Maybe downtown Minneapolis will never get back to what it was before the pandemic.
Maybe that's a good thing.
Maybe we don't have to cram workers back into cubicles for a downtown to thrive. Maybe in a world of work-from-home, people are looking for more from downtown than office towers and parking ramps and a spiderweb of skyways engineered to whisk people in to work, then away to the suburbs.

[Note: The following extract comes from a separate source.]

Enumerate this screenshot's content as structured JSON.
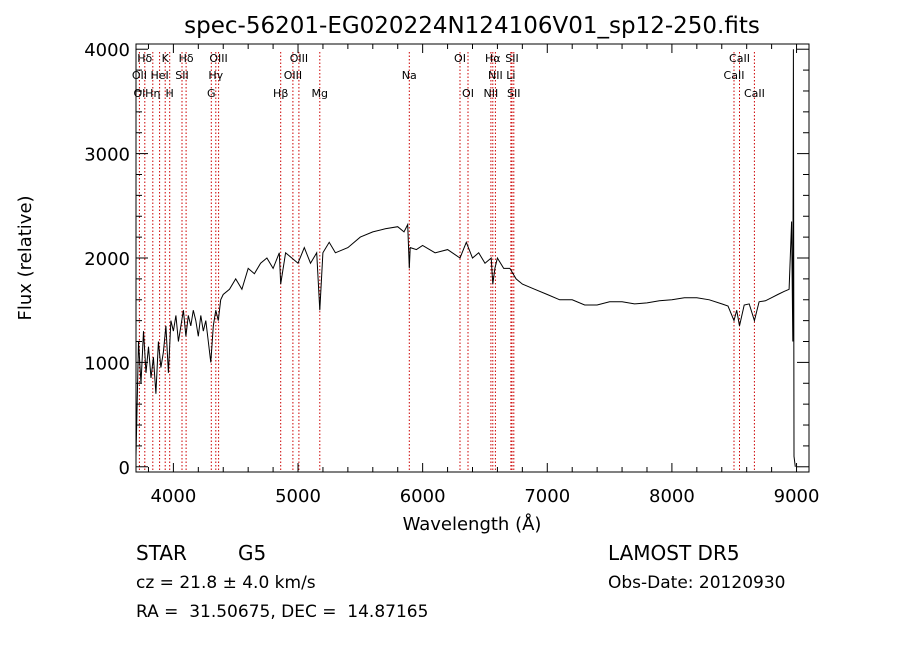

The planners, creators and dreamers of Minneapolis gathered to talk about that last week, at the first of three community forums cosponsored by the Minneapolis Foundation and the Walker Art Center. People who like Minneapolis, talking about what they'd like for Minneapolis.
This isn't the first pandemic to shape and reshape downtown Minneapolis, said Thomas Fisher, director of the Minnesota Design Center at the University of Minnesota's College of Design.
Cholera epidemics in the 1860s prompted cities to build water and sewer systems. Indoor plumbing sparked the industrial and building boom that made Minneapolis a metropolis.
Social distancing during the influenza pandemic of 1918 set off a century-long push into the suburbs. Downtown Minneapolis started to function more as a workplace than a living space.
After each pandemic, cities changed and cities survived, said Fisher, whose most recent book is "Space, Structures and Design in a Post-Pandemic World."